Ex-coach takes stand in sex abuse trial, denies molesting boys on Edmonton track team decades ago

An ex-track coach has taken the witness stand to defend himself against claims he molested teen athletes in Edmonton more than 40 years ago.

He now faces counts involving just four complainants, after the Crown declined to call evidence relating to one of the alleged victims.

The complainants, now in their 60s, claim Porter sexually touched them during athletic massages.

One, Chris Dallin, also claims Porter forced oral sex on him when they bunked together in a Saskatoon hotel.

Porter has pleaded not guilty to the charges. On the stand Tuesday, the 75-year-old denied ever sexually touching Dallin.

If any sexual contact did occur during massages, he insisted it was “unintentional.”

Porter, who was fired from the Ottawa Lions track club after an Athletics Canada investigation in 2019, was still giving evidence as of press time.

Claims of inappropriate massages

The first hours of Porter’s examination-in-chief were clinical, with defence lawyer Solomon Friedman asking him to recount his once glittering resume.

Porter began running with the Edmonton Olympic Club as an athlete in 1964. He described a sport that was in its infancy in Canada, with few best practices and fewer professional coaches.

Porter later studied physical education at the University of Alberta, where he completed a bachelor’s degree and began coaching his old club. Among his coaching mentors was Gerard Mach, a Polish sprinter who became Canada’s first national sprints coach. Porter himself later took a job as assistant competition director for track at the 1976 Montreal Olympics and also held organizer positions with the Commonwealth Games.

Mach frequently gave massages to his athletes, which Canadian sprinters rarely received up to that point, Porter said.

“He encouraged me to improve my knowledge (of massage),” Porter said. Porter began giving athletes rubdowns — either before practice to help activate their muscles, or after to help them cool down. Most massages took place in public in the centre of the track or on the bleachers, he said. Some involved under-the-clothes contact.

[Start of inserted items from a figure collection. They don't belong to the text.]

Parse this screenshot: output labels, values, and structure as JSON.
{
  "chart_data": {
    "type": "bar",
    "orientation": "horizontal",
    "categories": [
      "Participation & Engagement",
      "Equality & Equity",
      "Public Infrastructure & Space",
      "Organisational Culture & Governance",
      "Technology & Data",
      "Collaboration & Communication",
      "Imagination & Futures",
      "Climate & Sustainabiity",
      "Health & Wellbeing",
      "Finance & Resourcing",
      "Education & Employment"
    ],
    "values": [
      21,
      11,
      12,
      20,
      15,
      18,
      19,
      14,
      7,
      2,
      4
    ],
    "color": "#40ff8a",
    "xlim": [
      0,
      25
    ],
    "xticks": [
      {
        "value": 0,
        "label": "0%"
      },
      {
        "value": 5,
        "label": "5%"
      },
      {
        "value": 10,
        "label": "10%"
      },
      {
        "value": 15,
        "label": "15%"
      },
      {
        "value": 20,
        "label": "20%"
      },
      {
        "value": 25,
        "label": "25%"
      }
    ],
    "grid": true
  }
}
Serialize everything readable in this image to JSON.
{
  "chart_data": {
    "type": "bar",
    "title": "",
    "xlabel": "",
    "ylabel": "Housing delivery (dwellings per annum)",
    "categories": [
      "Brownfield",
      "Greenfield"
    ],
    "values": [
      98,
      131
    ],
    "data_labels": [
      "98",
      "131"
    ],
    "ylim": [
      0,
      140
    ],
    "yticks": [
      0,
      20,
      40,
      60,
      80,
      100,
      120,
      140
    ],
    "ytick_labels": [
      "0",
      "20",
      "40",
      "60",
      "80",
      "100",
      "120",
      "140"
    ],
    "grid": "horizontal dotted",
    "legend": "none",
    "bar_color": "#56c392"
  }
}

Porter admitted he was social with athletes. He said he would often have athletes over for dinner parties at his Saskatchewan Drive apartment. He would also eat with team members at restaurants, both alone and in groups.

Several of the complainants said Porter would push alcohol on them at the meals. Porter denied this, but when asked if alcohol was ever consumed at dinners, he replied, “probably,” but insisted it was confined to after competition.

The Dallin allegations

Dallin testified on the first day of trial and applied to lift the mandatory publication ban on his name as a sex abuse complainant. Porter said Dallin was one of the most talented young athletes he coached in his early career. They became close, in part because Dallin was training for the multi-event decathlon.

“I would have spent more time with him than any other individual athlete,” Porter said.

Because of this, Porter kept several small notebooks detailing Dallin’s training and competition schedule. The notebooks were entered as exhibits in the trial and, in the defence’s view, cleared up the date when Porter and Dallin were in Saskatoon for a track meet, where the alleged hotel incident took place.

Porter said based on the notebook, the meet occurred between Christmas and New Year’s 1978.

Porter’s testimony comes after a pair of blows to the Crown case.

Prosecutors declined to call evidence related to one of the complainants — who is himself facing a sexual assault charge in an unrelated case — leading Justice Nicholas Devlin to acquit Porter of those charges.

Devlin also deemed inadmissible evidence from a sixth Crown witness, who was not a complainant but alleged inappropriate behaviour by Porter.

The trial is scheduled to run through the end of the week.